The “On-Off” Switch That Kills Romance

Jamie is pretty, spunky, and has a thing for drinking lemonade on bridges under a sky full of stars. Tom is hunky, smart, and thinks pug-nosed pups are cute.

These two characters just so happen to work in the same crime-fighting division. Their chemistry is instantaneous and obvious, something that both the audience and the coworkers all notice. They click right into place like puzzle pieces.

Jamie and Tom make a great team. They are dynamite on the dance floor. They both love cheese pizza. When Jamie was devastated about her mother’s cancer diagnosis, Tom was there to be her shoulder to cry on. When Tom got hurt and was laid up for a while, Jamie came over to cook him homemade meals every night. They stayed up until 3 in the morning talking about their favorite childhood memories.

Jamie and Tom belong together, it’s as plain as day. The writers told us in every way in possible. They have practically spelled it out in bright neon letters JAMIE AND TOM BELONG TOGETHER.

Our emotions are now invested. We are now printing up #Tamie t-shirts and talking on message boards about the latest developments. We’ve picked out names for Jamie and Tom’s first 3 kids and have mentally written up plots for 4+ season’s worth of episodes. We hold our breath every time one of them gets close to saying those 3 words we know that they feel.

“I love you.”

First date. Yes, finally! We’ve had enough of the longing looks from across the water cooler.

Tom changes his blazer 3 times to make sure it’s just right. Jamie goes out and buys a new red dress. They go to an Italian restaurant and have a great time dipping bread sticks in marinara and then walking the waterfront. Oh boy! We even get a first kiss!

All is happy in Tamie-town. And then it happens!

Jamie and Tom go into work the next morning, the happiness of their date lingering in their smiles.  The coworkers notice, some ribbing takes place. Uh oh! A crisis happens and it’s all hands on deck. For some reason, Jamie and Tom are having trouble getting their heads in the game. Their teamwork is off. Someone almost dies, and the most natural assumption is that the near miss is somehow their fault.

“I can’t do this. I’m sorry.”

Tamie fans get off of the couch and walk out of the living room, leaving little pieces of their heart and emotions in a trail behind them.

And so it begins. Jamie and Tom still love each other, but continue to deny it.

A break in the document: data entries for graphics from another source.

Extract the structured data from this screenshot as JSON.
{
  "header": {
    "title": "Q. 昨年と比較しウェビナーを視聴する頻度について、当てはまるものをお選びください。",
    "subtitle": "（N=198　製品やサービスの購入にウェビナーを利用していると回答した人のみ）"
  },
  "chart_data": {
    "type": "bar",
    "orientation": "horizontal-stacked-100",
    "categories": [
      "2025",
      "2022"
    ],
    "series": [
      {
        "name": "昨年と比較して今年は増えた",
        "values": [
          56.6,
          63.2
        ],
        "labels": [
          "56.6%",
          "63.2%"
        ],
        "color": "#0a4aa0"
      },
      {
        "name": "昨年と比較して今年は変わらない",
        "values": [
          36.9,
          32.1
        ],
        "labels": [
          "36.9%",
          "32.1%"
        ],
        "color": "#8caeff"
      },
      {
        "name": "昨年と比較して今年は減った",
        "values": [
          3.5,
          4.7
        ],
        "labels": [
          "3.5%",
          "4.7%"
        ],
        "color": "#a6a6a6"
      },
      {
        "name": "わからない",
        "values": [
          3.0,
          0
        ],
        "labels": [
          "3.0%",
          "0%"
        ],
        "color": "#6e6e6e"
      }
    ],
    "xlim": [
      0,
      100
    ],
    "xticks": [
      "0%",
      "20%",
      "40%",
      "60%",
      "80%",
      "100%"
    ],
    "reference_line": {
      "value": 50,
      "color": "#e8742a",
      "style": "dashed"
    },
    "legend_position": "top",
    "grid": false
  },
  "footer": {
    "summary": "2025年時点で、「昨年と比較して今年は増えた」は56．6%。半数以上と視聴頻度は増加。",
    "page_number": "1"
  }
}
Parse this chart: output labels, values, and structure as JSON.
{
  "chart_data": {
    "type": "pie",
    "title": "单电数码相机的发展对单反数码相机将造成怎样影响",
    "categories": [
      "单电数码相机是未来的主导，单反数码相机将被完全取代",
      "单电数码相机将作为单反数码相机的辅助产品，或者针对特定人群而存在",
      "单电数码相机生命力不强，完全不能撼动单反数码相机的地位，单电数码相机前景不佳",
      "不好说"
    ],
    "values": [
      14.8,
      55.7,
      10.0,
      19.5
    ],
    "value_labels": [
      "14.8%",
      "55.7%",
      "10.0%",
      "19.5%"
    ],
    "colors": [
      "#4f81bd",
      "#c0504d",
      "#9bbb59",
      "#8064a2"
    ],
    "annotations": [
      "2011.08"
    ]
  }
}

They lie to themselves and others.

“We’re just friends.” 

They date other people

“I’m so happy for you, she/he seems nice.”

More longing looks over the water cooler. More sweet and endearing talks during a stakeout. A tear-jerking hospital vigil after a dangerous run-in with the bad guys.

“Maybe….we could give this another try?”

Up and down, up and down. On and off, on and off again. There is an engagement ring for a while….and then it’s handed back with some trite line.

“This just isn’t going to work for me.”

After a few seasons of this garbage, we are done. Our emotions are strung out all over the place and we are tired. We get our hopes up only to have the writers dash them once more! The passion and fire die, and now it’s just getting laughable.

We stare numbly at the screen. Literally the only reason we are still watching is because of Tom’s dog, Mr. Puggles.

 

Why do writers do this? What is wrong with them?

When writers create lovable characters and put them onscreen, they are asking us to invest a little piece of our hearts in those characters. They are asking us to entrust our emotions to their care.

So why do they take that precious trust and just trample all over it?

Writers also ask us to suspend our belief in reality as we know it. They are asking us to believe in things like superheroes, zombies, guys walking around after major head trauma, and that the female lead’s makeup still looks good. We know that all of those things aren’t real, so we need a bit of real life authenticity to ground this fictional story and make us believe.

I know that a lot of real people struggle to maintain relationships. I know a lot of real people don’t know what the heck to do with their love life. But there are far more people, who, if they found someone to love, would move forward and not keep jumping back. This is particularly true for well-rounded people with a measure of maturity. (You know, like characters that are supposedly mature enough to save the world but can’t get up the courage to date and marry their soulmate???)

Somewhere along the way, TV writers believed the lie that commitment and allowing their characters to stick together would kill any chance for romance. The only way they know how to write romance is in the pursuit stage, or, the lack thereof. They also know that the ups and downs are a cheap way to string along an audience for a time.

Guess what?

I’m done. I’m sick of the fruitless ups and downs that lead no where. I’m sick of the idea that having characters commit instantly kills the romance. Seriously, just watch the first few minutes of UP. Or great shows like Hart to Hartor Dr. Quinn Medicine WomanI assure you, the romance doesn’t die once there is a ring involved. If anything, the potential for new plot ideas grow.

If TV shows want to keep an audience along for the ride, they are going to have to take us on different routes, and not just keep reversing the plot vehicle. We’ve been there, done that, seen that, ENOUGH!

Be bold, be brave, let your characters move forward with their lives. Enough of this infinite loop, this up and down, this road that leads nowhere!

Enough of the on-off switch! You are killing the romance and turning off the interest of your audience!